A Different Alice
Alice walked out of the kitchen into the sunlight, shutting the door carefully behind her. She stepped delicately along the mossy path towards the end of the garden where an old stone wall hid another, smaller garden. Overgrown and choked with garden detritus – old flowerpots, abandoned sieves, an old-fashioned cylinder lawnmower, rusted solid and missing part of its wooden handle – it remained her favourite place. A secret garden; a place of dreams.
The sun sparkled on the small clear plastic gems that spangled the black velvet band that kept her long white-blonde hair in place.

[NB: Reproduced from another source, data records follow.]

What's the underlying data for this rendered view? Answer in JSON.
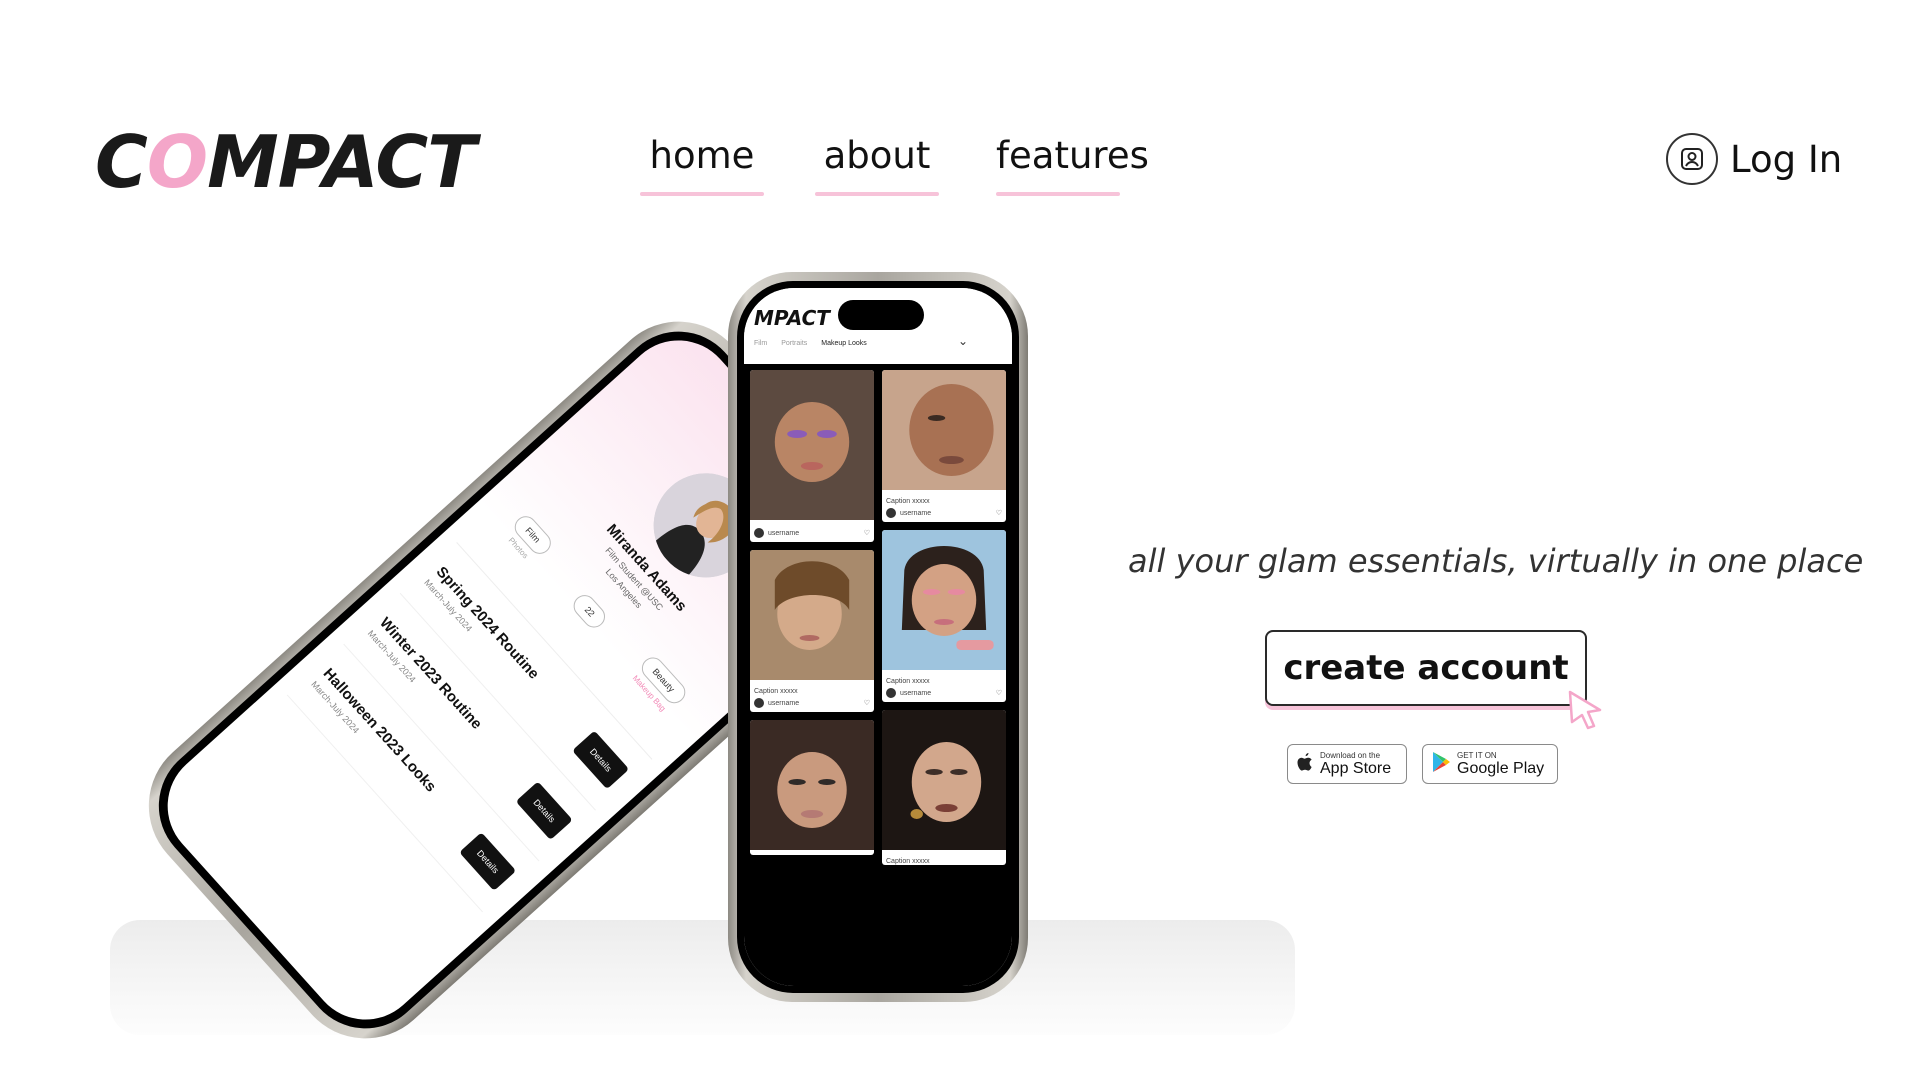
{
  "brand": {
    "logo_prefix": "C",
    "logo_o": "O",
    "logo_suffix": "MPACT",
    "accent_color": "#f4a6c9"
  },
  "nav": {
    "items": [
      {
        "label": "home"
      },
      {
        "label": "about"
      },
      {
        "label": "features"
      }
    ]
  },
  "login": {
    "label": "Log In",
    "icon": "user-badge-icon"
  },
  "hero": {
    "tagline": "all your glam essentials, virtually in one place",
    "cta_label": "create account",
    "cursor_icon": "pointer-cursor-icon"
  },
  "stores": {
    "apple": {
      "small": "Download on the",
      "big": "App Store",
      "icon": "apple-icon"
    },
    "google": {
      "small": "GET IT ON",
      "big": "Google Play",
      "icon": "google-play-icon"
    }
  },
  "feed_phone": {
    "logo": "MPACT",
    "tabs": [
      "Film",
      "Portraits",
      "Makeup Looks"
    ],
    "captions": [
      "Caption xxxxx",
      "Caption xxxxx",
      "Caption xxxxx",
      "Caption xxxxx"
    ],
    "username": "username"
  },
  "profile_phone": {
    "name": "Miranda Adams",
    "subtitle": "Film Student @USC",
    "location": "Los Angeles",
    "pills": [
      {
        "label": "Film",
        "caption": "Photos"
      },
      {
        "label": "22",
        "caption": ""
      },
      {
        "label": "Beauty",
        "caption": "Makeup Bag"
      }
    ],
    "routines": [
      {
        "title": "Spring 2024 Routine",
        "date": "March-July 2024",
        "button": "Details"
      },
      {
        "title": "Winter 2023 Routine",
        "date": "March-July 2024",
        "button": "Details"
      },
      {
        "title": "Halloween 2023 Looks",
        "date": "March-July 2024",
        "button": "Details"
      }
    ]
  }
}
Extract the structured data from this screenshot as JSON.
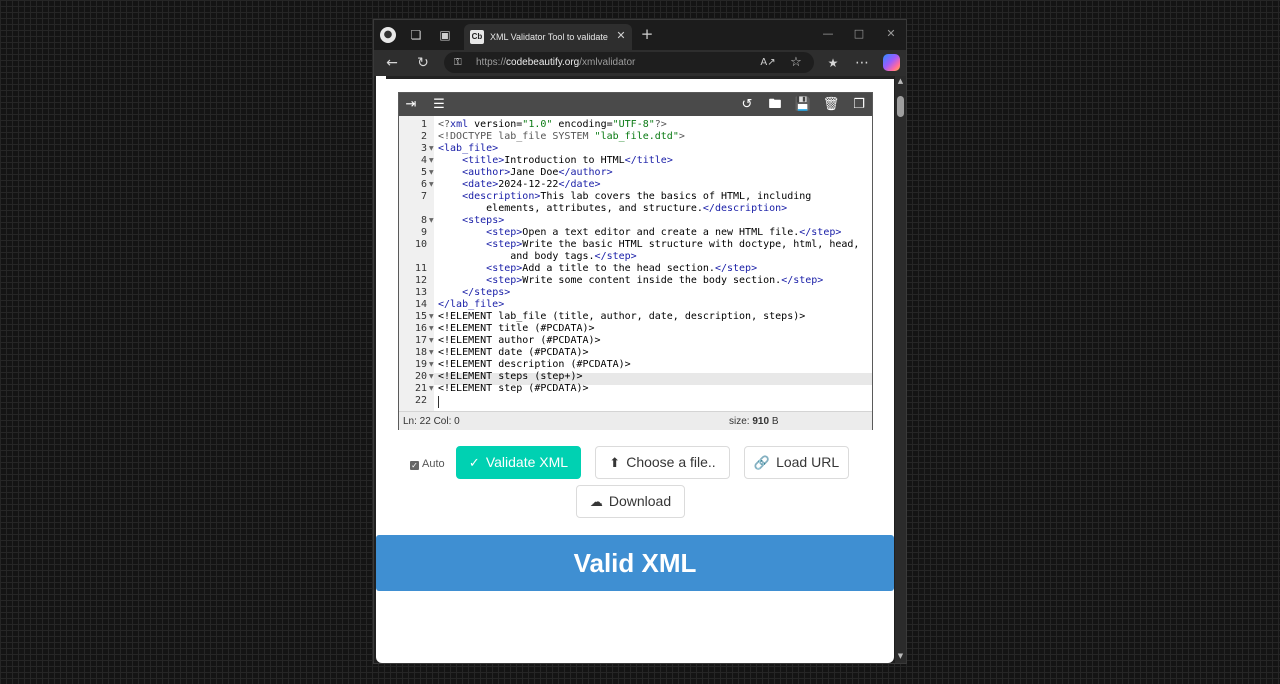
{
  "browser": {
    "tab_favicon": "Cb",
    "tab_title": "XML Validator Tool to validate XML",
    "tab_close": "✕",
    "new_tab": "+",
    "address": {
      "scheme": "https://",
      "host": "codebeautify.org",
      "path": "/xmlvalidator"
    },
    "icons": [
      "profile-icon",
      "workspaces-icon",
      "tab-actions-icon",
      "back-icon",
      "refresh-icon",
      "lock-icon",
      "read-aloud-icon",
      "favorite-icon",
      "favorites-icon",
      "menu-icon",
      "copilot-icon"
    ]
  },
  "editor": {
    "toolbar_icons": [
      "indent-icon",
      "format-icon",
      "history-icon",
      "open-folder-icon",
      "save-icon",
      "delete-icon",
      "copy-icon"
    ],
    "line_numbers": [
      "1",
      "2",
      "3",
      "4",
      "5",
      "6",
      "7",
      "8",
      "9",
      "10",
      "11",
      "12",
      "13",
      "14",
      "15",
      "16",
      "17",
      "18",
      "19",
      "20",
      "21",
      "22"
    ],
    "status": {
      "position": "Ln: 22 Col: 0",
      "size_label": "size:",
      "size_value": "910",
      "size_unit": "B"
    }
  },
  "controls": {
    "auto_label": "Auto",
    "validate_label": "Validate XML",
    "choose_label": "Choose a file..",
    "load_url_label": "Load URL",
    "download_label": "Download"
  },
  "result": {
    "message": "Valid XML"
  },
  "colors": {
    "validate": "#00d1b2",
    "result": "#3f8fd2",
    "tag": "#1b20a8",
    "string": "#0a7a13"
  }
}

As she reached the gate she smoothed the front of her blue pinafore dress, lest she enter her magic kingdom in a manner other than immaculate. Neatness was important, she knew. Neatness of dress, body and mind.
She pulled a large key from the pocket of her dress and put it into the lock. With a satisfactory click the gate opened as she turned the handle, breathless with anticipation. Would everything be as she had left it? Undisturbed by the interfering hands of adults – her parents or Old Dewey, the gardener? She leaned through the doorway. Her feet, shod in black patent leather fastened with a buttoned strap, held back, seemingly independent of her body. Her white ankle socks, stark against the curve of black patent, were adorned with little red stars.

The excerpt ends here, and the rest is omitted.